Tinkering With DOMA and DADT Language
The amended version of the webpage omits language stating that the president wants to see DOMA and DADT repealed. While the DOMA language disappeared altogether, the new DADT passage states that the president supports "changing Don’t Ask Don’t Tell in a sensible way that strengthens our armed forces and our national security" (italics added).
After receiving several complaints, the web personnel have changed the site to reinstate the "repeal" of DADT language, although it awkwardly states that the president wants to repeal the statute in a "sensible" way. Nevertheless, the DOMA language remains missing.
Signaling a Policy Shift?
Coincidentally, the administration currently faces lawsuits that challenge the constitutionality of DOMA and DADT. After receiving extensions to file responses to the cases, the time is slowly running out for the Obama administration.
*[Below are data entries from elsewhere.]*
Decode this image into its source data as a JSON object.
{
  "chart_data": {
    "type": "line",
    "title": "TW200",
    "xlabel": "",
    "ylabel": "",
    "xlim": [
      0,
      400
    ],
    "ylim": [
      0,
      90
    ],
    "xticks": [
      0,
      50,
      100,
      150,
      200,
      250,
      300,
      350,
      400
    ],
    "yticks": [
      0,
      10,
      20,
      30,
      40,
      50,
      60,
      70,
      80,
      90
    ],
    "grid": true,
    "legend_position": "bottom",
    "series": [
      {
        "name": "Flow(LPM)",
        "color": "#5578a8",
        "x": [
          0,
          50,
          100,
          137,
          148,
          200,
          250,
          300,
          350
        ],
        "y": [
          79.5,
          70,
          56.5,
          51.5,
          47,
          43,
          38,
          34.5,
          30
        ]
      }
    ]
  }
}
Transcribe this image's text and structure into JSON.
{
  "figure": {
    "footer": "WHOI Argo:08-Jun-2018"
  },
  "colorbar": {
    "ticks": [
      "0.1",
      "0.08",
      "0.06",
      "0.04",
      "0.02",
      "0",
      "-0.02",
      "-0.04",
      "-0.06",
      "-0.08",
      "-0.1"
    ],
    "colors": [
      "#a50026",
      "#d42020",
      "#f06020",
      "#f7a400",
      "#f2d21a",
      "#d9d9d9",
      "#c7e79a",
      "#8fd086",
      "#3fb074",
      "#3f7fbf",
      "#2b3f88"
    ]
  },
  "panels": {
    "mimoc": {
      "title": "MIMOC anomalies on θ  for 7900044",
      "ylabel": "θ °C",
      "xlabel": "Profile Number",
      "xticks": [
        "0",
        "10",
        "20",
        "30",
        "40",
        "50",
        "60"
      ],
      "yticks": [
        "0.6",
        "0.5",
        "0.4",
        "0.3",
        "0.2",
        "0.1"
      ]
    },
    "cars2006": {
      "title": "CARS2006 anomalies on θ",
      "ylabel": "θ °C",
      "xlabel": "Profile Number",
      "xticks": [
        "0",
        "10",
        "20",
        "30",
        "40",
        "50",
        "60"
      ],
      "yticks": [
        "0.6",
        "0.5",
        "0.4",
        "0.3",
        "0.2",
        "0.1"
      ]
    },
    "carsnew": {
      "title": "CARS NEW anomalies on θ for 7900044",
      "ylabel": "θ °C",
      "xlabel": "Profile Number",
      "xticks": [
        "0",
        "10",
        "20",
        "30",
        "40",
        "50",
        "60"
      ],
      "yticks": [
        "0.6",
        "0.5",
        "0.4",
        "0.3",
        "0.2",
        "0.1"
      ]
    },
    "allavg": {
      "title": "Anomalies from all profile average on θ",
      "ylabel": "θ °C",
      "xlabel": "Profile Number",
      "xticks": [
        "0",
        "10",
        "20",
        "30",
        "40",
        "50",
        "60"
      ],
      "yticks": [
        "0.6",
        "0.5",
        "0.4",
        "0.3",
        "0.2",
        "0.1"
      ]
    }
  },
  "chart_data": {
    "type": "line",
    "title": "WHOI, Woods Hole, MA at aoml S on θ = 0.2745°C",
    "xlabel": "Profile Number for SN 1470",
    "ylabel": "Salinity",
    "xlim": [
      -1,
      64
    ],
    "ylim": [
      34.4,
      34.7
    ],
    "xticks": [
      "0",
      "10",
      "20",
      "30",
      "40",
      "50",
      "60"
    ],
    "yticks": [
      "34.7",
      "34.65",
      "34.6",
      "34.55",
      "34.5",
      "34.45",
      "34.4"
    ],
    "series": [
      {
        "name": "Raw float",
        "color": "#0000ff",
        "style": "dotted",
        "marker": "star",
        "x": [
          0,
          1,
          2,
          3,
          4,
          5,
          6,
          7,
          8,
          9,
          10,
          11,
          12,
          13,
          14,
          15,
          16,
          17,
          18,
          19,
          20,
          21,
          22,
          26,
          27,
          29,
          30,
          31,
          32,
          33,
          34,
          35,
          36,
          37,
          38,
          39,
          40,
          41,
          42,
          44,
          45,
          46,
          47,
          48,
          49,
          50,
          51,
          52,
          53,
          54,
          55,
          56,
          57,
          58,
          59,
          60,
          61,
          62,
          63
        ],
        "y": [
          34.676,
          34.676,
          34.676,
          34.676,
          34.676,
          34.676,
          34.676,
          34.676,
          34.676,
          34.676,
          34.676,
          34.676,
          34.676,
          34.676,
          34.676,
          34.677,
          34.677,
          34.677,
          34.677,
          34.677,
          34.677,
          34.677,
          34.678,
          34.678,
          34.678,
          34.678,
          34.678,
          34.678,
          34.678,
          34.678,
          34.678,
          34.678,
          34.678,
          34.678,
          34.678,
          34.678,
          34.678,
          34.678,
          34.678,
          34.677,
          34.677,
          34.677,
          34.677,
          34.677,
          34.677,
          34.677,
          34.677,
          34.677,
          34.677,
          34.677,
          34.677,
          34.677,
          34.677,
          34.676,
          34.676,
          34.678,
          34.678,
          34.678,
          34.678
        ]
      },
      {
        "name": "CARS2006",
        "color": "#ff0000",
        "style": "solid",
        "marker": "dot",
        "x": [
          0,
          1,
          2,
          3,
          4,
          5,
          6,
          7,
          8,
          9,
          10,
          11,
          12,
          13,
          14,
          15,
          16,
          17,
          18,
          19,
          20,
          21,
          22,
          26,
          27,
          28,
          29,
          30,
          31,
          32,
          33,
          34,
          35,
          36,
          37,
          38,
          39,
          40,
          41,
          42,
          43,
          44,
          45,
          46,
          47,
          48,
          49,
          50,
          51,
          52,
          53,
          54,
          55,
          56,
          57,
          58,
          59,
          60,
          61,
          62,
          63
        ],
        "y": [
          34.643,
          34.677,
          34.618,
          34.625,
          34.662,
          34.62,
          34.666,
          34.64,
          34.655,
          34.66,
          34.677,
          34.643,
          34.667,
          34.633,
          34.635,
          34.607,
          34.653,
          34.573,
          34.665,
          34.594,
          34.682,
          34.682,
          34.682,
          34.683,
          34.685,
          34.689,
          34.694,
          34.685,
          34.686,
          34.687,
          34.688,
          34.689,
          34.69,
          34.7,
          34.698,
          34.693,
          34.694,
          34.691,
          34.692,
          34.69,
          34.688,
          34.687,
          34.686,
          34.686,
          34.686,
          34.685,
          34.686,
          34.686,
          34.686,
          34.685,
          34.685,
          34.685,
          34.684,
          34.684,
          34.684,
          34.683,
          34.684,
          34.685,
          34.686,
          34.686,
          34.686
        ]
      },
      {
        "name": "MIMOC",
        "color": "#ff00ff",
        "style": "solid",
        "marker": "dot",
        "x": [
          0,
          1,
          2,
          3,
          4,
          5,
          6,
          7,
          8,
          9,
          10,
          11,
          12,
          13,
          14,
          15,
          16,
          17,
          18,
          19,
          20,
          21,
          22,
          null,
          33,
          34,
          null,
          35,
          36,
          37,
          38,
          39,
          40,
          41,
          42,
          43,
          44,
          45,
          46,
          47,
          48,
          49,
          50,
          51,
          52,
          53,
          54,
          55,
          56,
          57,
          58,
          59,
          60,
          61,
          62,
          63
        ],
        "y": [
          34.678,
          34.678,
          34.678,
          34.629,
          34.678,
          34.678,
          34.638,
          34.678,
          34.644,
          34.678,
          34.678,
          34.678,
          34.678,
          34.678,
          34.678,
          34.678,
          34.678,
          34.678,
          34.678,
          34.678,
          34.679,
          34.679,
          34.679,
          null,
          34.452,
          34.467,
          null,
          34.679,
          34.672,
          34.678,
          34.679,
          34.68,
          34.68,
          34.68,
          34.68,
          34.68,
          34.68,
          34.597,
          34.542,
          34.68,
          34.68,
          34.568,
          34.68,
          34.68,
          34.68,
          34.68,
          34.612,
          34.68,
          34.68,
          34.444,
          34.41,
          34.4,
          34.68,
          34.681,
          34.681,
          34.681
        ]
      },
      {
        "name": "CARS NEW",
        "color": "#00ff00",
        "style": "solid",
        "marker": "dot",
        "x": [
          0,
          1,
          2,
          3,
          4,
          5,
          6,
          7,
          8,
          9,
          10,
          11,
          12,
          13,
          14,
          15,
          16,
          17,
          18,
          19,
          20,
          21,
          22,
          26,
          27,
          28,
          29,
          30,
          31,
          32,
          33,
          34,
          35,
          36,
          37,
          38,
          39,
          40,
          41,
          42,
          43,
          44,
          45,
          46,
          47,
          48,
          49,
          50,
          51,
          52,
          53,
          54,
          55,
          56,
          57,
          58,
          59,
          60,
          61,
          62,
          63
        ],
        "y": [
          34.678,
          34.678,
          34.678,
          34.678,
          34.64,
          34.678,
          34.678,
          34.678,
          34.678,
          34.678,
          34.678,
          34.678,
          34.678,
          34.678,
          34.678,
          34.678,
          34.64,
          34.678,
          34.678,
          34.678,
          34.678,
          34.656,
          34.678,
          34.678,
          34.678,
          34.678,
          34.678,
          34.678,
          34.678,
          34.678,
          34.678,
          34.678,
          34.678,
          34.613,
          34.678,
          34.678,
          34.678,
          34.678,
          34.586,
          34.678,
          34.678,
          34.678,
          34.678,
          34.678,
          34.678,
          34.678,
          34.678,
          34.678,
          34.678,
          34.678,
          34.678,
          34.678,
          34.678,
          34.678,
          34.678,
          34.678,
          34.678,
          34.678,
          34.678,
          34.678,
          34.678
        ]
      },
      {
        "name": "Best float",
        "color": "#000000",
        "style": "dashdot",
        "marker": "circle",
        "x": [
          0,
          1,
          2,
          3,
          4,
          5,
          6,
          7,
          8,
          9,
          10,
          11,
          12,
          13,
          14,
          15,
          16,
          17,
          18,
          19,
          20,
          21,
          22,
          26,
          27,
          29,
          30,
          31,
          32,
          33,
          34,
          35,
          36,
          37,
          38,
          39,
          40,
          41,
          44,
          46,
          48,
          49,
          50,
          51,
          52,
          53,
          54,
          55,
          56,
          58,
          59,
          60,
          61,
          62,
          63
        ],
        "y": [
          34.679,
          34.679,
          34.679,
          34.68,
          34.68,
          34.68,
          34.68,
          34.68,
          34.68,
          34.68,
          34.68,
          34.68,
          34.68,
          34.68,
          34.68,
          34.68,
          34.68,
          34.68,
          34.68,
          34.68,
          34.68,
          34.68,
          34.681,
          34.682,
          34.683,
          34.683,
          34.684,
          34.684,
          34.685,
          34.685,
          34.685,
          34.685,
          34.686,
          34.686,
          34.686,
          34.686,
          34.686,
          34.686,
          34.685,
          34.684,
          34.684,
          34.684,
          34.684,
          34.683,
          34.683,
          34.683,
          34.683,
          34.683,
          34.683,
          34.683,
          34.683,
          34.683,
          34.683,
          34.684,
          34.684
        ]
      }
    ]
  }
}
According to Professor Nan Hunter's blog, the government's replies are due next week. It is difficult to believe that changes in WhiteHouse.Gov language concerning these two issues do not indicate the position the government will soon take in the lawsuits.
The government, however, has stated that it is simply editing the pages to transition from "campaign" to "governance" mode. Because governance includes defending the government against lawsuits, I suppose the changes could reflect policy after all.